For the Hyperion project, we are in the analytics phase. We’re having meetings to planning what needs to be collected and analyzed for future improvements. Then we need to document all this and send it over to the client for approval. We suspect this will take several rounds and some ‘horse trading’.

Week #604

We always come back to that silly business management book that sits on our shelf, “Dig your well before you’re thirsty”. This week, it didn’t work out. We had some meetings and a proposal for a small project that isn’t going anywhere. You win some and sometimes the client just isn’t that interested for any number of reasons that’s not your fault. Which is why you always gotta be digging, even when you don’t have too, because a lot of the time you won’t find anything.

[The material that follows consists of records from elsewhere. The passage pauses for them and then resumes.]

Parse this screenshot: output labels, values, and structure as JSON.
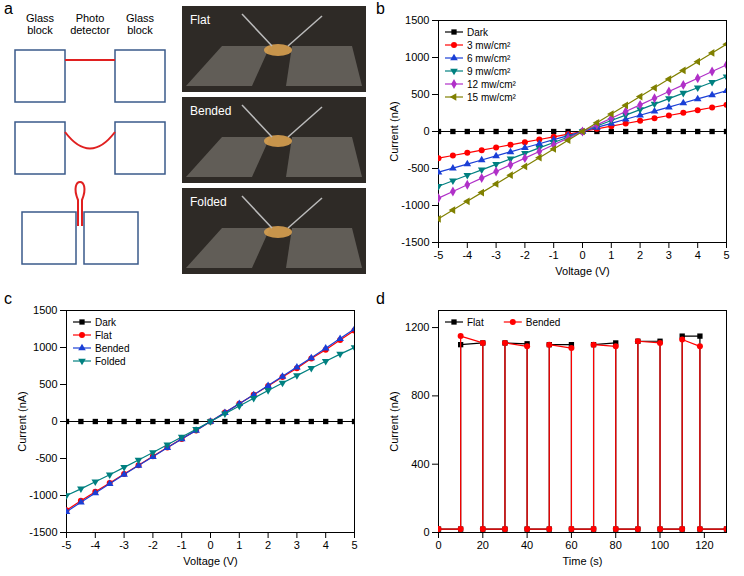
{
  "diagram": {
    "panel": "a",
    "labels": [
      "Glass block",
      "Photo detector",
      "Glass block"
    ],
    "photos": [
      "Flat",
      "Bended",
      "Folded"
    ]
  },
  "chart_data": [
    {
      "type": "line",
      "panel": "b",
      "x_label": "Voltage (V)",
      "y_label": "Current (nA)",
      "legend": "top-left",
      "grid": false,
      "xlim": [
        -5,
        5
      ],
      "xticks": [
        -5,
        -4,
        -3,
        -2,
        -1,
        0,
        1,
        2,
        3,
        4,
        5
      ],
      "ylim": [
        -1500,
        1500
      ],
      "yticks": [
        -1500,
        -1000,
        -500,
        0,
        500,
        1000,
        1500
      ],
      "x": [
        -5,
        -4.5,
        -4,
        -3.5,
        -3,
        -2.5,
        -2,
        -1.5,
        -1,
        -0.5,
        0,
        0.5,
        1,
        1.5,
        2,
        2.5,
        3,
        3.5,
        4,
        4.5,
        5
      ],
      "series": [
        {
          "name": "Dark",
          "color": "#000000",
          "marker": "square",
          "values": [
            0,
            0,
            0,
            0,
            0,
            0,
            0,
            0,
            0,
            0,
            0,
            0,
            0,
            0,
            0,
            0,
            0,
            0,
            0,
            0,
            0
          ]
        },
        {
          "name": "3 mw/cm²",
          "color": "#ff0000",
          "marker": "circle",
          "values": [
            -360,
            -324,
            -288,
            -252,
            -216,
            -180,
            -144,
            -108,
            -72,
            -36,
            0,
            36,
            72,
            108,
            144,
            180,
            216,
            252,
            288,
            324,
            360
          ]
        },
        {
          "name": "6 mw/cm²",
          "color": "#1a3fd6",
          "marker": "triangle",
          "values": [
            -550,
            -495,
            -440,
            -385,
            -330,
            -275,
            -220,
            -165,
            -110,
            -55,
            0,
            55,
            110,
            165,
            220,
            275,
            330,
            385,
            440,
            495,
            550
          ]
        },
        {
          "name": "9 mw/cm²",
          "color": "#008080",
          "marker": "triangle-down",
          "values": [
            -740,
            -666,
            -592,
            -518,
            -444,
            -370,
            -296,
            -222,
            -148,
            -74,
            0,
            74,
            148,
            222,
            296,
            370,
            444,
            518,
            592,
            666,
            740
          ]
        },
        {
          "name": "12 mw/cm²",
          "color": "#b030c8",
          "marker": "diamond",
          "values": [
            -900,
            -810,
            -720,
            -630,
            -540,
            -450,
            -360,
            -270,
            -180,
            -90,
            0,
            90,
            180,
            270,
            360,
            450,
            540,
            630,
            720,
            810,
            900
          ]
        },
        {
          "name": "15 mw/cm²",
          "color": "#808000",
          "marker": "triangle-left",
          "values": [
            -1180,
            -1062,
            -944,
            -826,
            -708,
            -590,
            -472,
            -354,
            -236,
            -118,
            0,
            118,
            236,
            354,
            472,
            590,
            708,
            826,
            944,
            1062,
            1180
          ]
        }
      ]
    },
    {
      "type": "line",
      "panel": "c",
      "x_label": "Voltage (V)",
      "y_label": "Current (nA)",
      "legend": "top-left",
      "grid": false,
      "xlim": [
        -5,
        5
      ],
      "xticks": [
        -5,
        -4,
        -3,
        -2,
        -1,
        0,
        1,
        2,
        3,
        4,
        5
      ],
      "ylim": [
        -1500,
        1500
      ],
      "yticks": [
        -1500,
        -1000,
        -500,
        0,
        500,
        1000,
        1500
      ],
      "x": [
        -5,
        -4.5,
        -4,
        -3.5,
        -3,
        -2.5,
        -2,
        -1.5,
        -1,
        -0.5,
        0,
        0.5,
        1,
        1.5,
        2,
        2.5,
        3,
        3.5,
        4,
        4.5,
        5
      ],
      "series": [
        {
          "name": "Dark",
          "color": "#000000",
          "marker": "square",
          "values": [
            0,
            0,
            0,
            0,
            0,
            0,
            0,
            0,
            0,
            0,
            0,
            0,
            0,
            0,
            0,
            0,
            0,
            0,
            0,
            0,
            0
          ]
        },
        {
          "name": "Flat",
          "color": "#ff0000",
          "marker": "circle",
          "values": [
            -1200,
            -1070,
            -950,
            -830,
            -710,
            -590,
            -470,
            -350,
            -235,
            -120,
            0,
            120,
            240,
            360,
            480,
            600,
            720,
            850,
            970,
            1100,
            1230
          ]
        },
        {
          "name": "Bended",
          "color": "#1a3fd6",
          "marker": "triangle",
          "values": [
            -1220,
            -1090,
            -965,
            -840,
            -715,
            -595,
            -475,
            -355,
            -235,
            -120,
            0,
            120,
            240,
            360,
            485,
            610,
            735,
            860,
            990,
            1120,
            1250
          ]
        },
        {
          "name": "Folded",
          "color": "#008080",
          "marker": "triangle-down",
          "values": [
            -1000,
            -910,
            -815,
            -720,
            -620,
            -520,
            -420,
            -315,
            -210,
            -105,
            0,
            105,
            210,
            315,
            420,
            520,
            620,
            720,
            815,
            910,
            1000
          ]
        }
      ]
    },
    {
      "type": "line",
      "panel": "d",
      "x_label": "Time (s)",
      "y_label": "Current (nA)",
      "legend": "top-left",
      "grid": false,
      "xlim": [
        0,
        130
      ],
      "xticks": [
        0,
        20,
        40,
        60,
        80,
        100,
        120
      ],
      "ylim": [
        0,
        1300
      ],
      "yticks": [
        0,
        400,
        800,
        1200
      ],
      "x": [
        0,
        10,
        10,
        20,
        20,
        30,
        30,
        40,
        40,
        50,
        50,
        60,
        60,
        70,
        70,
        80,
        80,
        90,
        90,
        100,
        100,
        110,
        110,
        118,
        118,
        130
      ],
      "series": [
        {
          "name": "Flat",
          "color": "#000000",
          "marker": "square",
          "values": [
            20,
            20,
            1100,
            1110,
            20,
            20,
            1110,
            1105,
            20,
            20,
            1100,
            1100,
            20,
            20,
            1100,
            1110,
            20,
            20,
            1120,
            1120,
            20,
            20,
            1150,
            1150,
            20,
            20
          ]
        },
        {
          "name": "Bended",
          "color": "#ff0000",
          "marker": "circle",
          "values": [
            20,
            20,
            1150,
            1110,
            20,
            20,
            1110,
            1090,
            20,
            20,
            1100,
            1080,
            20,
            20,
            1100,
            1090,
            20,
            20,
            1120,
            1110,
            20,
            20,
            1130,
            1090,
            20,
            20
          ]
        }
      ]
    }
  ]
}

With the demise of Heroku, we’ve been researching AWS RDS as a replacement postgres database. They offer a free tier and (we think) competitive pricing! We are still exploring the back-up situation and any GDPR implications, but so far, we’ve managed to just drop-in the new DATABASE_URL and things just seem to ‘work’ which is great news.

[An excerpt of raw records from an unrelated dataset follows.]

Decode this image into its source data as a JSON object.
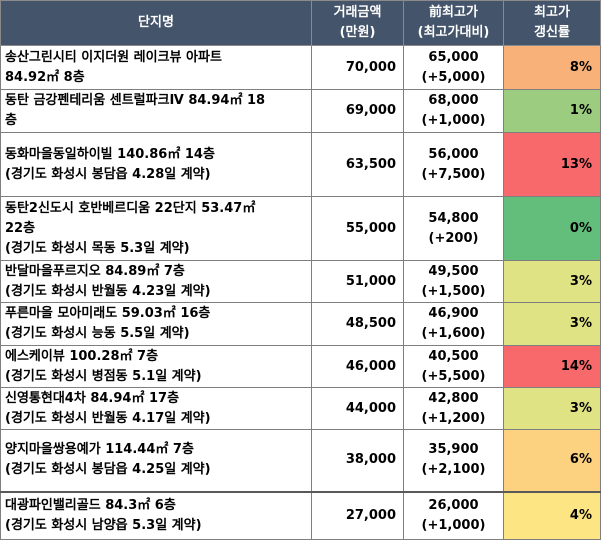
{
  "header": {
    "name": "단지명",
    "price_line1": "거래금액",
    "price_line2": "(만원)",
    "prev_line1": "前최고가",
    "prev_line2": "(최고가대비)",
    "rate_line1": "최고가",
    "rate_line2": "갱신률"
  },
  "rows": [
    {
      "name1": "송산그린시티 이지더원 레이크뷰 아파트",
      "name2": "84.92㎡ 8층",
      "price": "70,000",
      "prev1": "65,000",
      "prev2": "(+5,000)",
      "rate": "8%",
      "color": "#f8b179"
    },
    {
      "name1": "동탄 금강펜테리움 센트럴파크Ⅳ 84.94㎡ 18",
      "name2": "층",
      "price": "69,000",
      "prev1": "68,000",
      "prev2": "(+1,000)",
      "rate": "1%",
      "color": "#9bcc7f"
    },
    {
      "name1": "동화마을동일하이빌 140.86㎡ 14층",
      "name2": "(경기도 화성시 봉담읍 4.28일 계약)",
      "price": "63,500",
      "prev1": "56,000",
      "prev2": "(+7,500)",
      "rate": "13%",
      "color": "#f8696b"
    },
    {
      "name1": "동탄2신도시 호반베르디움 22단지 53.47㎡",
      "name2": "22층",
      "name3": "(경기도 화성시 목동 5.3일 계약)",
      "price": "55,000",
      "prev1": "54,800",
      "prev2": "(+200)",
      "rate": "0%",
      "color": "#63be7b"
    },
    {
      "name1": "반달마을푸르지오 84.89㎡ 7층",
      "name2": "(경기도 화성시 반월동 4.23일 계약)",
      "price": "51,000",
      "prev1": "49,500",
      "prev2": "(+1,500)",
      "rate": "3%",
      "color": "#e0e383"
    },
    {
      "name1": "푸른마을 모아미래도 59.03㎡ 16층",
      "name2": "(경기도 화성시 능동 5.5일 계약)",
      "price": "48,500",
      "prev1": "46,900",
      "prev2": "(+1,600)",
      "rate": "3%",
      "color": "#e0e383"
    },
    {
      "name1": "에스케이뷰 100.28㎡ 7층",
      "name2": "(경기도 화성시 병점동 5.1일 계약)",
      "price": "46,000",
      "prev1": "40,500",
      "prev2": "(+5,500)",
      "rate": "14%",
      "color": "#f8696b"
    },
    {
      "name1": "신영통현대4차 84.94㎡ 17층",
      "name2": "(경기도 화성시 반월동 4.17일 계약)",
      "price": "44,000",
      "prev1": "42,800",
      "prev2": "(+1,200)",
      "rate": "3%",
      "color": "#e0e383"
    },
    {
      "name1": "양지마을쌍용예가 114.44㎡ 7층",
      "name2": "(경기도 화성시 봉담읍 4.25일 계약)",
      "price": "38,000",
      "prev1": "35,900",
      "prev2": "(+2,100)",
      "rate": "6%",
      "color": "#fcd17f"
    },
    {
      "name1": "대광파인밸리골드 84.3㎡ 6층",
      "name2": "(경기도 화성시 남양읍 5.3일 계약)",
      "price": "27,000",
      "prev1": "26,000",
      "prev2": "(+1,000)",
      "rate": "4%",
      "color": "#fde583"
    }
  ]
}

For another project, we’ve been working on an ‘infinite’ map. As your scroll, each of the zones is Ajaxed in, just like Google Maps. To help navigate this, we made a nice minimap using the <canvas> element. This is clickable and jumps you around the larger map to that area. So far, so good, but the problem with being ‘infinite’ is that as the base map grows so does the minimap. That will get really big too and not be so mini! So now we need to come-up with a way to either zoom the minimap, a minimap for the minimap or chunk it into dynamic zones too!?

On Wednesday, Apple had their “Far Out” event which announced new iPhones, Watches and AirPod Pros. The biggest take away for us was that all US iPhones will be eSIM only! That means in a few years, this will come to the rest of the world. Here in Iceland, the Single Sign-On service relies on special physical SIM cards to operate. This is now effectively dead and we can’t program against this service as it currently stands today. We have time, but we’ll need to find some alternative method for authentication.

We spent some time finally looking into the new WidgetKit framework in SwiftUI. We’ve got a soft-spot for data and this is how you make quick, glanceable watch complications. But it is also now how you add them to the Phone’s lock screen and dashboard. They’ve also made it more customizable with the design and layout. We learnt what we wanted and updated a few apps.

On Thursday, Elizabeth II the Queen of England died. After 70 years on the throne it has now passed to her son King Charles III. Queen Elizabeth II had ruled for nearly 30% of the lifetime of the United States.

🇺🇸 2022-1776=246 years
👸🏼2022-1952=70 years
👸🏼70/🇺🇸246=28.5%

This Friday is the dConstruct conference. We’re sad we’re not in Brighton enjoying it with everyone else, but it is hard to know what’s happening day-to-day right now, so planning such a trip sadly wasn’t on the cards. We have fond memories of the event and hope everyone is enjoying it live, we’re looking forward to the updated dconstruct podcast.

Fluxcapacitor

This week, back in 2019, was week #447. We were still planning for the 02020 Material Conference, which we had to cancel due to COVID-19 and still have not managed to reschedule.

Last year at this time, was weeks #551-552. It was 1 year ago that we managed to fully transition to the EHF company leaving the shell of the SLF to be closed down. A year later, and you didn’t even notice.